The "half-white, half-black" theme simply fails to acknowledge the reality that both Obama and Gilliard pointed to.
We can and must talk about what the ideal would be. But we don't yet live in an ideal world, not anything close to it, and we have to address the world we live in, a world in which multiracial people are considered black, or, as Gilliard preferred, "non-white." I’ve seen enough change in my life to believe that my grandchildren may live in a world, or at least a country, where race won’t matter as much. And perhaps not at all by the time their grandchildren come along. Where anti-racism will be unnecessary because redundant.
Getting there means pointing out and ridiculing the irrational 17th century groupings of humans and striving for a broader and more moral view of humanity. It means acknowledging the realities of racism today and simultaneously pushing for a better conception of humanity. Same as it always has.

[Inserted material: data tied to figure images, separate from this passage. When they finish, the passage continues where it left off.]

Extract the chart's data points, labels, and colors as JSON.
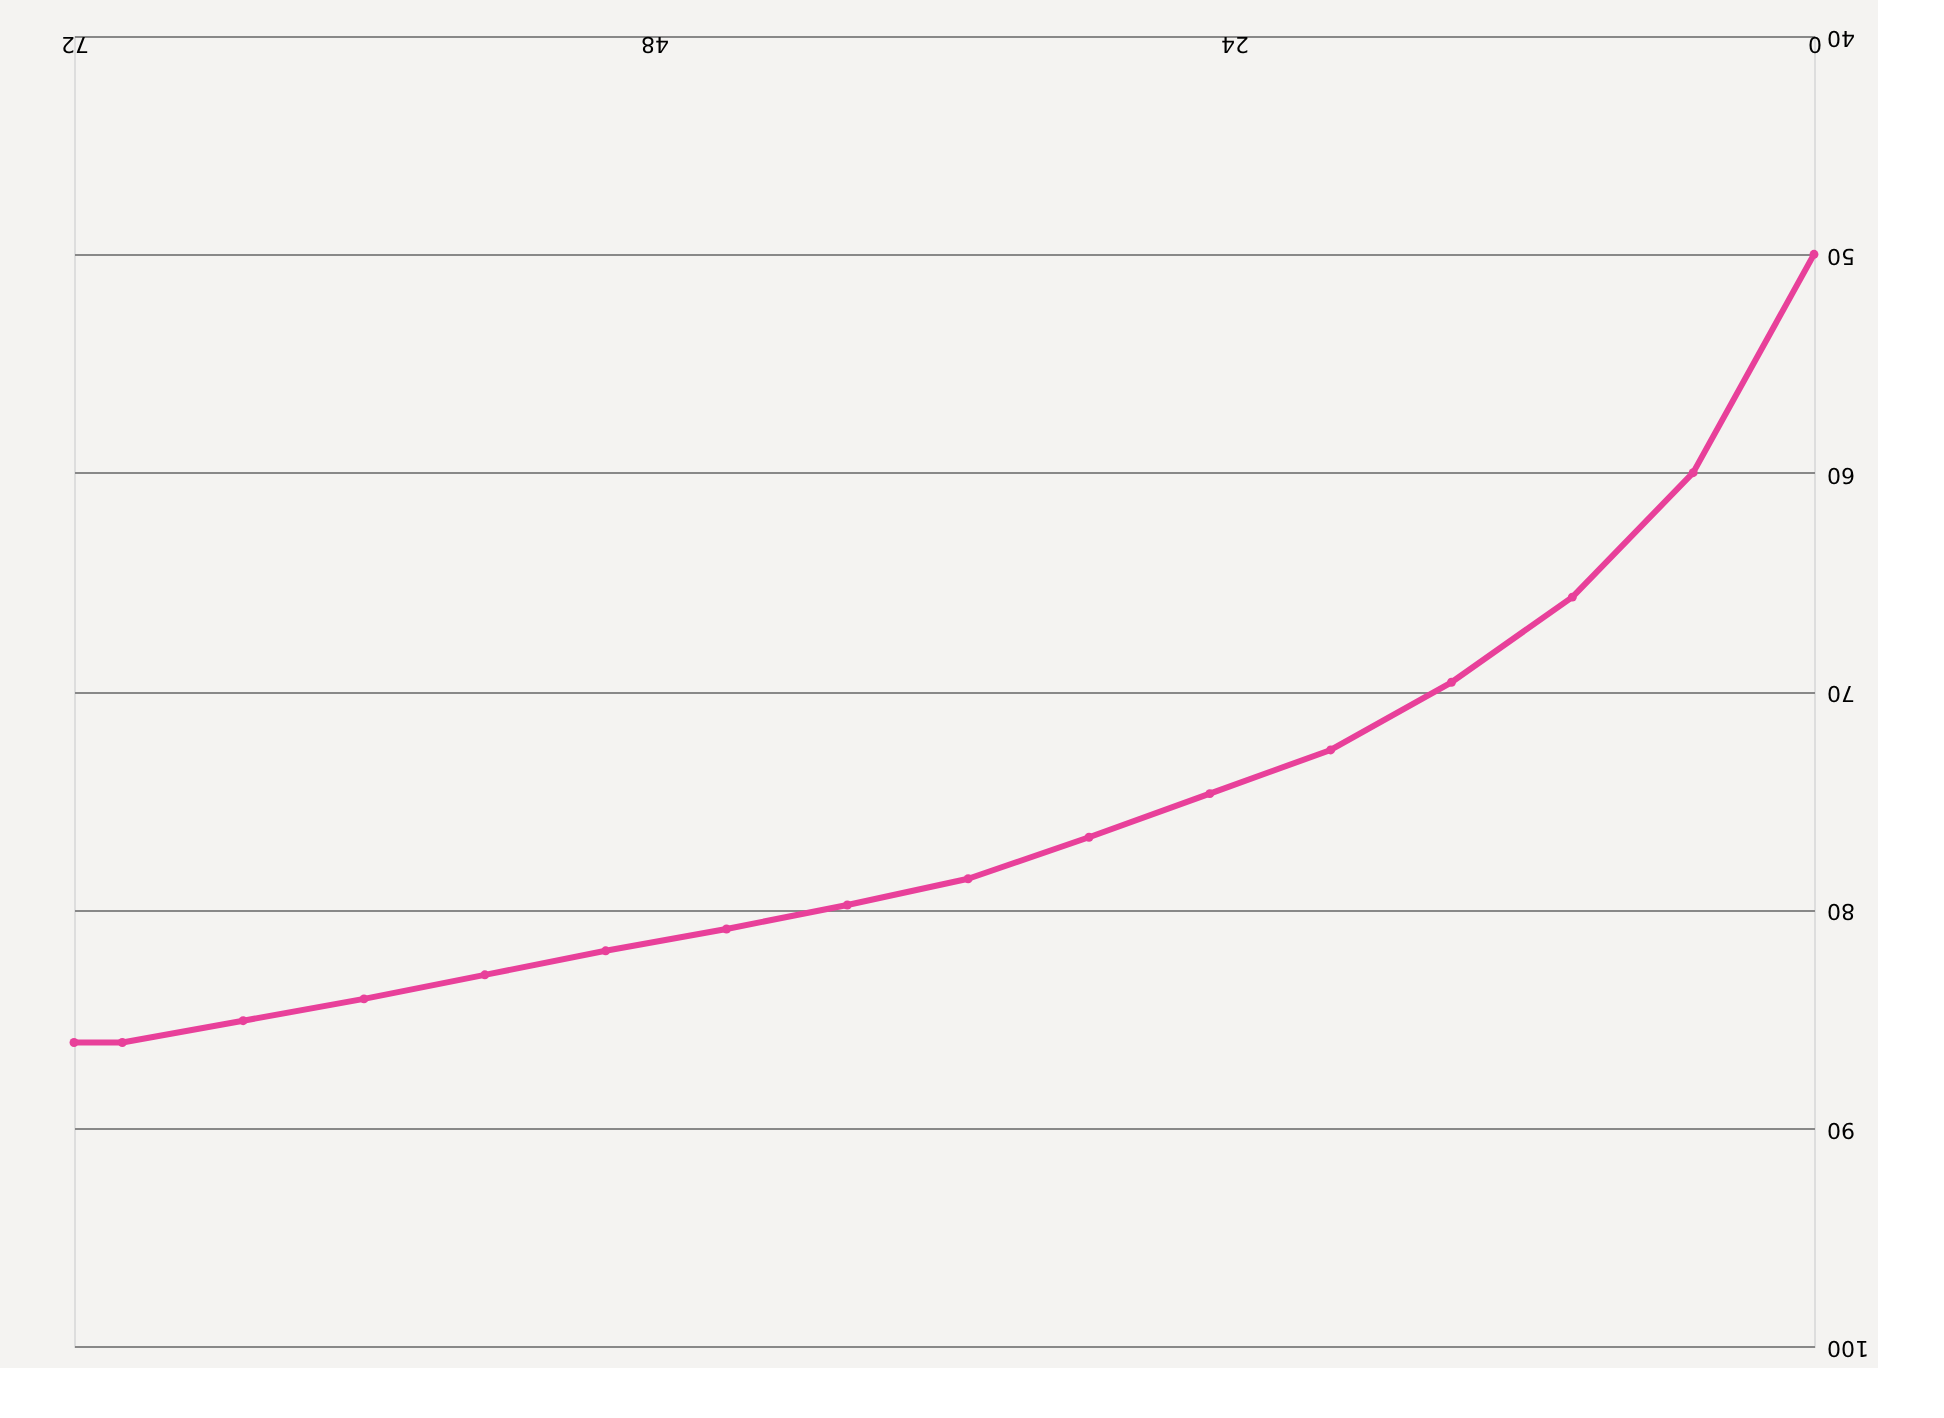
{
  "chart_data": {
    "type": "line",
    "x": [
      0,
      5,
      10,
      15,
      20,
      25,
      30,
      35,
      40,
      45,
      50,
      55,
      60,
      65,
      70,
      72
    ],
    "series": [
      {
        "color": "#e8409a",
        "values": [
          50,
          60,
          65.7,
          69.6,
          72.7,
          74.7,
          76.7,
          78.6,
          79.8,
          80.9,
          81.9,
          83,
          84.1,
          85.1,
          86.1,
          86.1
        ]
      }
    ],
    "xlim": [
      72,
      0
    ],
    "xticks": [
      0,
      24,
      48,
      72
    ],
    "ylim": [
      100,
      40
    ],
    "yticks": [
      40,
      50,
      60,
      70,
      80,
      90,
      100
    ],
    "grid": "y",
    "marker": "circle",
    "line_style": "solid"
  }
}
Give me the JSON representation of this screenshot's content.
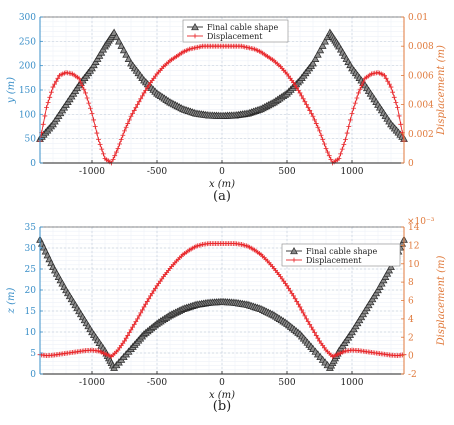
{
  "chart_data": [
    {
      "type": "line",
      "caption": "(a)",
      "xlabel": "x (m)",
      "ylabel_left": "y (m)",
      "ylabel_right": "Displacement (m)",
      "xlim": [
        -1400,
        1400
      ],
      "ylim_left": [
        0,
        300
      ],
      "ylim_right": [
        0,
        0.01
      ],
      "xticks": [
        -1000,
        -500,
        0,
        500,
        1000
      ],
      "yticks_left": [
        0,
        50,
        100,
        150,
        200,
        250,
        300
      ],
      "yticks_right": [
        "0",
        "0.002",
        "0.004",
        "0.006",
        "0.008",
        "0.01"
      ],
      "yticks_right_values": [
        0,
        0.002,
        0.004,
        0.006,
        0.008,
        0.01
      ],
      "grid": true,
      "legend": "top-center",
      "series": [
        {
          "name": "Final cable shape",
          "axis": "left",
          "color": "#2b2b2b",
          "marker": "triangle",
          "x": [
            -1400,
            -1300,
            -1200,
            -1100,
            -1000,
            -900,
            -830,
            -700,
            -600,
            -500,
            -400,
            -300,
            -200,
            -100,
            0,
            100,
            200,
            300,
            400,
            500,
            600,
            700,
            830,
            900,
            1000,
            1100,
            1200,
            1300,
            1400
          ],
          "y": [
            50,
            80,
            120,
            160,
            195,
            240,
            268,
            205,
            170,
            143,
            125,
            111,
            102,
            98,
            97,
            98,
            102,
            111,
            125,
            143,
            170,
            205,
            268,
            240,
            195,
            160,
            120,
            80,
            50
          ]
        },
        {
          "name": "Displacement",
          "axis": "right",
          "color": "#e8262a",
          "marker": "plus",
          "x": [
            -1400,
            -1350,
            -1300,
            -1250,
            -1200,
            -1150,
            -1100,
            -1050,
            -1000,
            -950,
            -900,
            -850,
            -800,
            -750,
            -700,
            -650,
            -600,
            -550,
            -500,
            -450,
            -400,
            -350,
            -300,
            -250,
            -200,
            -150,
            -100,
            -50,
            0,
            50,
            100,
            150,
            200,
            250,
            300,
            350,
            400,
            450,
            500,
            550,
            600,
            650,
            700,
            750,
            800,
            850,
            900,
            950,
            1000,
            1050,
            1100,
            1150,
            1200,
            1250,
            1300,
            1350,
            1400
          ],
          "y": [
            0.0015,
            0.0038,
            0.0052,
            0.006,
            0.0062,
            0.0061,
            0.0058,
            0.0048,
            0.0034,
            0.0016,
            0.0003,
            0.0,
            0.001,
            0.0022,
            0.0032,
            0.004,
            0.0048,
            0.0055,
            0.0061,
            0.0066,
            0.007,
            0.0073,
            0.0076,
            0.0078,
            0.0079,
            0.008,
            0.008,
            0.008,
            0.008,
            0.008,
            0.008,
            0.008,
            0.0079,
            0.0078,
            0.0076,
            0.0073,
            0.007,
            0.0066,
            0.0061,
            0.0055,
            0.0048,
            0.004,
            0.0032,
            0.0022,
            0.001,
            0.0,
            0.0003,
            0.0016,
            0.0034,
            0.0048,
            0.0058,
            0.0061,
            0.0062,
            0.006,
            0.0052,
            0.0038,
            0.0015
          ]
        }
      ]
    },
    {
      "type": "line",
      "caption": "(b)",
      "xlabel": "x (m)",
      "ylabel_left": "z (m)",
      "ylabel_right": "Displacement (m)",
      "right_multiplier": "×10⁻³",
      "xlim": [
        -1400,
        1400
      ],
      "ylim_left": [
        0,
        35
      ],
      "ylim_right": [
        -2,
        14
      ],
      "xticks": [
        -1000,
        -500,
        0,
        500,
        1000
      ],
      "yticks_left": [
        0,
        5,
        10,
        15,
        20,
        25,
        30,
        35
      ],
      "yticks_right": [
        "-2",
        "0",
        "2",
        "4",
        "6",
        "8",
        "10",
        "12",
        "14"
      ],
      "yticks_right_values": [
        -2,
        0,
        2,
        4,
        6,
        8,
        10,
        12,
        14
      ],
      "grid": true,
      "legend": "top-right",
      "series": [
        {
          "name": "Final cable shape",
          "axis": "left",
          "color": "#2b2b2b",
          "marker": "triangle",
          "x": [
            -1400,
            -1300,
            -1200,
            -1100,
            -1000,
            -900,
            -830,
            -700,
            -600,
            -500,
            -400,
            -300,
            -200,
            -100,
            0,
            100,
            200,
            300,
            400,
            500,
            600,
            700,
            830,
            900,
            1000,
            1100,
            1200,
            1300,
            1400
          ],
          "y": [
            32,
            25.5,
            20,
            15,
            10,
            5.5,
            1.5,
            6,
            9.5,
            12,
            14,
            15.5,
            16.5,
            17,
            17.2,
            17,
            16.5,
            15.5,
            14,
            12,
            9.5,
            6,
            1.5,
            5.5,
            10,
            15,
            20,
            25.5,
            32
          ]
        },
        {
          "name": "Displacement",
          "axis": "right",
          "color": "#e8262a",
          "marker": "plus",
          "x": [
            -1400,
            -1350,
            -1300,
            -1250,
            -1200,
            -1150,
            -1100,
            -1050,
            -1000,
            -950,
            -900,
            -850,
            -800,
            -750,
            -700,
            -650,
            -600,
            -550,
            -500,
            -450,
            -400,
            -350,
            -300,
            -250,
            -200,
            -150,
            -100,
            -50,
            0,
            50,
            100,
            150,
            200,
            250,
            300,
            350,
            400,
            450,
            500,
            550,
            600,
            650,
            700,
            750,
            800,
            850,
            900,
            950,
            1000,
            1050,
            1100,
            1150,
            1200,
            1250,
            1300,
            1350,
            1400
          ],
          "y": [
            0.1,
            0.0,
            0.05,
            0.15,
            0.25,
            0.35,
            0.45,
            0.55,
            0.6,
            0.5,
            0.2,
            -0.1,
            0.6,
            1.6,
            2.8,
            4.0,
            5.3,
            6.5,
            7.6,
            8.6,
            9.5,
            10.3,
            11.0,
            11.5,
            11.9,
            12.1,
            12.2,
            12.2,
            12.2,
            12.2,
            12.2,
            12.1,
            11.9,
            11.5,
            11.0,
            10.3,
            9.5,
            8.6,
            7.6,
            6.5,
            5.3,
            4.0,
            2.8,
            1.6,
            0.6,
            -0.1,
            0.2,
            0.5,
            0.6,
            0.55,
            0.45,
            0.35,
            0.25,
            0.15,
            0.05,
            0.0,
            0.1
          ]
        }
      ]
    }
  ]
}
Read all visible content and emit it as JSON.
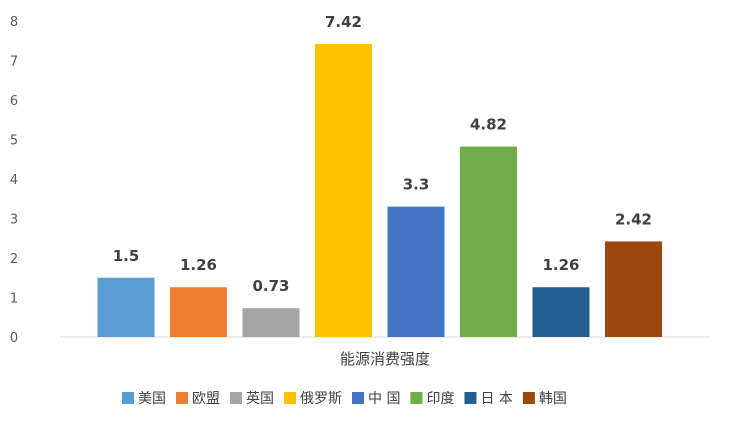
{
  "chart_data": {
    "type": "bar",
    "title": "",
    "xlabel": "能源消费强度",
    "ylabel": "",
    "ylim": [
      0,
      8
    ],
    "yticks": [
      0,
      1,
      2,
      3,
      4,
      5,
      6,
      7,
      8
    ],
    "grid": false,
    "legend": "bottom",
    "series": [
      {
        "name": "美国",
        "value": 1.5,
        "color": "#5B9BD5"
      },
      {
        "name": "欧盟",
        "value": 1.26,
        "color": "#ED7D31"
      },
      {
        "name": "英国",
        "value": 0.73,
        "color": "#A5A5A5"
      },
      {
        "name": "俄罗斯",
        "value": 7.42,
        "color": "#FFC000"
      },
      {
        "name": "中 国",
        "value": 3.3,
        "color": "#4472C4"
      },
      {
        "name": "印度",
        "value": 4.82,
        "color": "#70AD47"
      },
      {
        "name": "日 本",
        "value": 1.26,
        "color": "#255E91"
      },
      {
        "name": "韩国",
        "value": 2.42,
        "color": "#9E480E"
      }
    ]
  }
}
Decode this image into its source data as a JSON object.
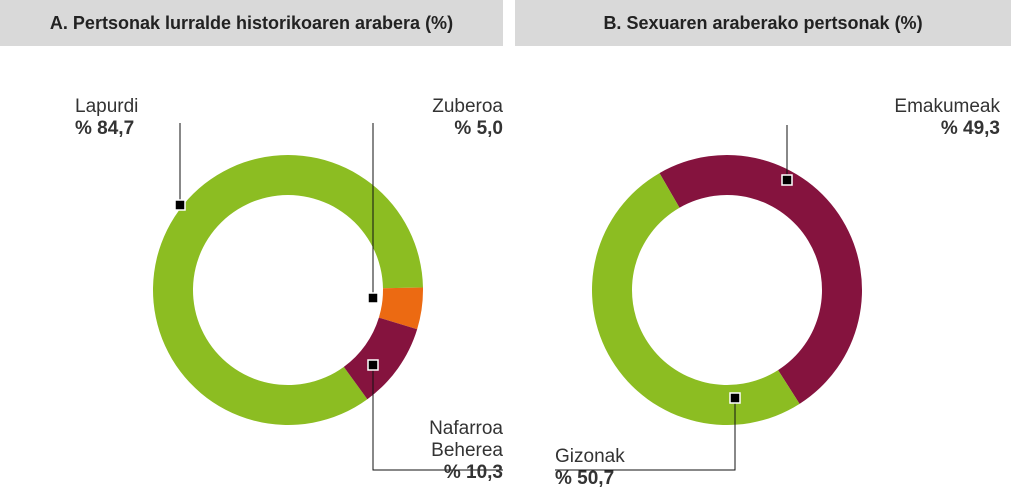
{
  "chart_data": [
    {
      "type": "donut",
      "title": "A. Pertsonak lurralde historikoaren arabera (%)",
      "categories": [
        "Lapurdi",
        "Zuberoa",
        "Nafarroa Beherea"
      ],
      "values": [
        84.7,
        5.0,
        10.3
      ],
      "value_labels": [
        "% 84,7",
        "% 5,0",
        "% 10,3"
      ],
      "colors": [
        "#8cbd22",
        "#ec6a12",
        "#85133e"
      ]
    },
    {
      "type": "donut",
      "title": "B. Sexuaren araberako pertsonak (%)",
      "categories": [
        "Emakumeak",
        "Gizonak"
      ],
      "values": [
        49.3,
        50.7
      ],
      "value_labels": [
        "% 49,3",
        "% 50,7"
      ],
      "colors": [
        "#85133e",
        "#8cbd22"
      ]
    }
  ]
}
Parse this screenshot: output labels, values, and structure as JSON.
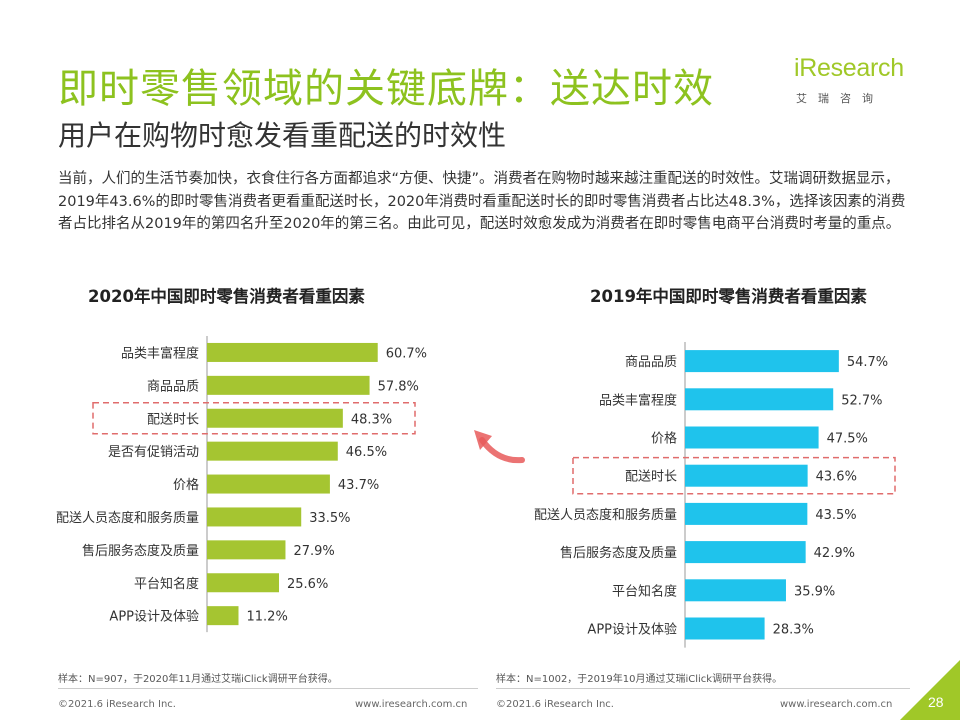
{
  "header": {
    "title": "即时零售领域的关键底牌：送达时效",
    "subtitle": "用户在购物时愈发看重配送的时效性"
  },
  "logo": {
    "word": "iResearch",
    "sub": "艾瑞咨询"
  },
  "intro": "当前，人们的生活节奏加快，衣食住行各方面都追求“方便、快捷”。消费者在购物时越来越注重配送的时效性。艾瑞调研数据显示，2019年43.6%的即时零售消费者更看重配送时长，2020年消费时看重配送时长的即时零售消费者占比达48.3%，选择该因素的消费者占比排名从2019年的第四名升至2020年的第三名。由此可见，配送时效愈发成为消费者在即时零售电商平台消费时考量的重点。",
  "chart_data": [
    {
      "type": "bar",
      "orientation": "horizontal",
      "title": "2020年中国即时零售消费者看重因素",
      "categories": [
        "品类丰富程度",
        "商品品质",
        "配送时长",
        "是否有促销活动",
        "价格",
        "配送人员态度和服务质量",
        "售后服务态度及质量",
        "平台知名度",
        "APP设计及体验"
      ],
      "values": [
        60.7,
        57.8,
        48.3,
        46.5,
        43.7,
        33.5,
        27.9,
        25.6,
        11.2
      ],
      "value_labels": [
        "60.7%",
        "57.8%",
        "48.3%",
        "46.5%",
        "43.7%",
        "33.5%",
        "27.9%",
        "25.6%",
        "11.2%"
      ],
      "color": "#a5c531",
      "highlight": "配送时长",
      "xlim": [
        0,
        80
      ]
    },
    {
      "type": "bar",
      "orientation": "horizontal",
      "title": "2019年中国即时零售消费者看重因素",
      "categories": [
        "商品品质",
        "品类丰富程度",
        "价格",
        "配送时长",
        "配送人员态度和服务质量",
        "售后服务态度及质量",
        "平台知名度",
        "APP设计及体验"
      ],
      "values": [
        54.7,
        52.7,
        47.5,
        43.6,
        43.5,
        42.9,
        35.9,
        28.3
      ],
      "value_labels": [
        "54.7%",
        "52.7%",
        "47.5%",
        "43.6%",
        "43.5%",
        "42.9%",
        "35.9%",
        "28.3%"
      ],
      "color": "#1fc3ec",
      "highlight": "配送时长",
      "xlim": [
        0,
        80
      ]
    }
  ],
  "colors": {
    "accent": "#8dc21f",
    "highlight_box": "#e06c6c",
    "arrow": "#e85a5a"
  },
  "notes": {
    "left": "样本：N=907，于2020年11月通过艾瑞iClick调研平台获得。",
    "right": "样本：N=1002，于2019年10月通过艾瑞iClick调研平台获得。"
  },
  "footer": {
    "copyright_left": "©2021.6 iResearch Inc.",
    "url_left": "www.iresearch.com.cn",
    "copyright_right": "©2021.6 iResearch Inc.",
    "url_right": "www.iresearch.com.cn",
    "page": "28"
  }
}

Strom Thurmond and the other relics of the irrationally racist, segregation now-segregation forever crowd have already just about died out, bewildered that they were forced to question their assumptions by generations of children and grandchildren who refused to accept their views, not to mention their deep hypocrisy. The response to Barack Obama’s campaign from voters of all colors is pounding another stake through the withered heart of old Jim Crow this week. But racism in America isn’t down for the count yet.